Tim Cook, the Apple CEO, made some strong pro-privacy statements while addressing the White House’s Summit on Cybersecurity and Consumer Protection held at Stanford University. He minced no words while urging government and tech companies to work in unison for safeguarding the privacy of their consumers. He even warned of ‘dire consequences’ if the latter fail to protect the privacy of those who use their products.
Not a man of too many words, Cook gave a brief 12 minute speech in which he touched the topic of user privacy most effectively.
Giving up our privacy to digital technologies exposes us to greater risks than just identity theft and financial losses—serious though those things are, Cook said on Friday.
“History has shown us that sacrificing our right to privacy can have dire consequences,” Cook said.

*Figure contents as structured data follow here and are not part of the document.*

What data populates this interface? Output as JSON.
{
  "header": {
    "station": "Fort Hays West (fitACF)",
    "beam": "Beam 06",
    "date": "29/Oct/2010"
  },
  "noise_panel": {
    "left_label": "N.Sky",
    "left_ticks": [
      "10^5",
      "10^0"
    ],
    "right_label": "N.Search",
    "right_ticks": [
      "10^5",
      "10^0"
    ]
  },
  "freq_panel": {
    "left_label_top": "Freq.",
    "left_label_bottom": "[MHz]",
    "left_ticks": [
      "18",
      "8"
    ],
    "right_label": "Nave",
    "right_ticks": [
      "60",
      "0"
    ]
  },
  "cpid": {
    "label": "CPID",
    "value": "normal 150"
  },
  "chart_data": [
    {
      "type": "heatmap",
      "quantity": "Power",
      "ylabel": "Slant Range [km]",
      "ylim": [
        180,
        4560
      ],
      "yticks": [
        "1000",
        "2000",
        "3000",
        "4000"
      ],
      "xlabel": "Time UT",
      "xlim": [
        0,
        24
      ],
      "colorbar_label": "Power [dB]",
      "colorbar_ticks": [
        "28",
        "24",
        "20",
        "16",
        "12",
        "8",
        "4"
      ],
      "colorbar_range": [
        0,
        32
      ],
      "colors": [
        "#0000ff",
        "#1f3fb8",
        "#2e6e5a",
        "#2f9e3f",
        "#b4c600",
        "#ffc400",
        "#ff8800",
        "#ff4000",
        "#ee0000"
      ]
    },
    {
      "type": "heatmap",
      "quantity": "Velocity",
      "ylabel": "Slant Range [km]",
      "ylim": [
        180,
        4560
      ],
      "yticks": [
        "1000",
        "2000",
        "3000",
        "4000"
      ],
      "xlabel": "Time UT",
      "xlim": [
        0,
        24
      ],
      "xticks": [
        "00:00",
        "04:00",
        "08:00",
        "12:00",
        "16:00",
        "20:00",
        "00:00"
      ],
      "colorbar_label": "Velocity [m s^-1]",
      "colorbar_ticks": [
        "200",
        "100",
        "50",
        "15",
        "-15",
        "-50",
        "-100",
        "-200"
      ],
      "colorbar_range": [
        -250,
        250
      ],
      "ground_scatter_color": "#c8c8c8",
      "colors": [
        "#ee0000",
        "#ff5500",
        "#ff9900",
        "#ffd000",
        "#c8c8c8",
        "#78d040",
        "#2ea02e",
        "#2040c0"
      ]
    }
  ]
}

“We still live in a world where all people are not treated equally,” he said, “where too many people do not feel free to practice their religion or express their opinion or love who they choose, a world in which that information can make the difference between life or death.”
There is no doubt that he was taking a dig at companies like Facebook and Google which are earning billions out of collecting personal data of their users and storing them on to their huge servers.

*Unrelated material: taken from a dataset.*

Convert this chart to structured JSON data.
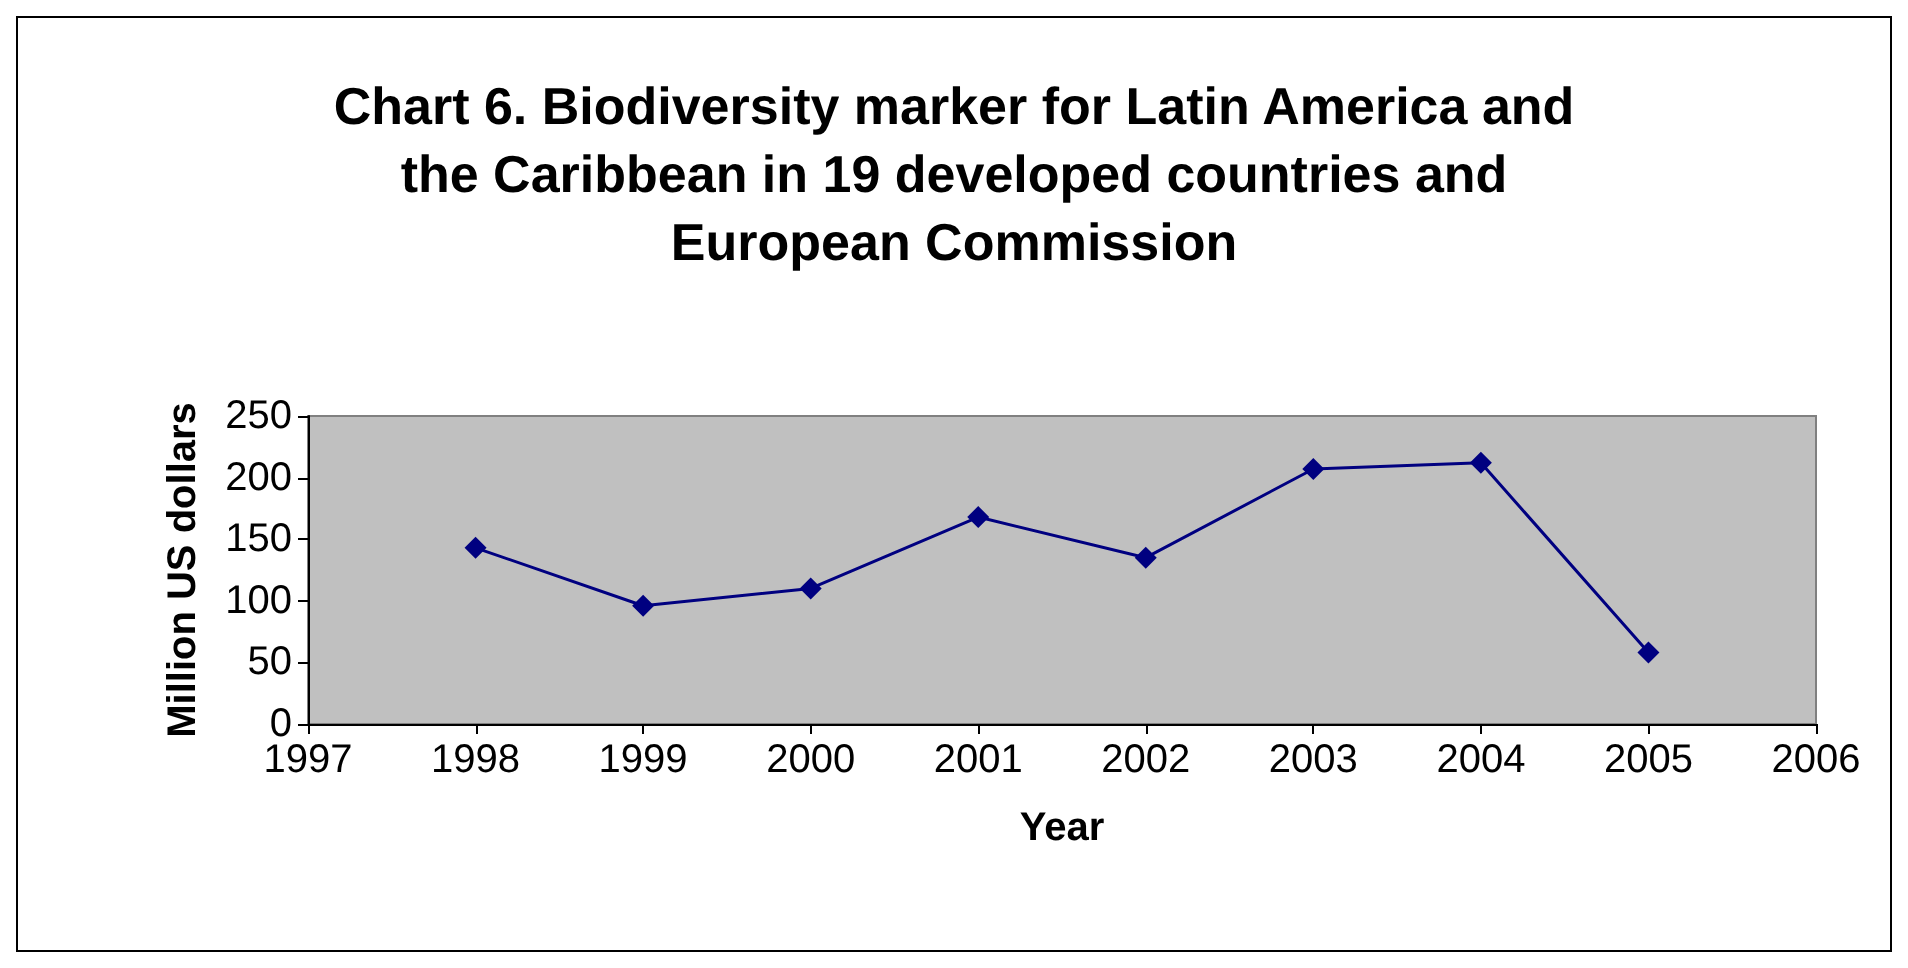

Additionally, that was also perhaps a reference to oppressive regimes in closed societies which come down heavily against citizens for political beliefs or their sexual orientation. But when analysts viewed his comments from a wider angle, coming as they do while speaking to an audience consisting of U.S. policy makers, his remarks are also a reminder of the government’s need to protect privacy as it conducts its digital surveillance campaigns.
“If those of us in positions of responsibility fail to do everything in our power to protect the right of privacy, we risk something far more valuable than money. We risk our way of life,” he said.
It is to be noted that while other tech giants like Google and Microsoft sent out only their representatives at the summit, Apple chose to send their CEO himself. This, according to experts, reflects the widening rift between Silicon Valley and the U.S. government over its surveillance programs.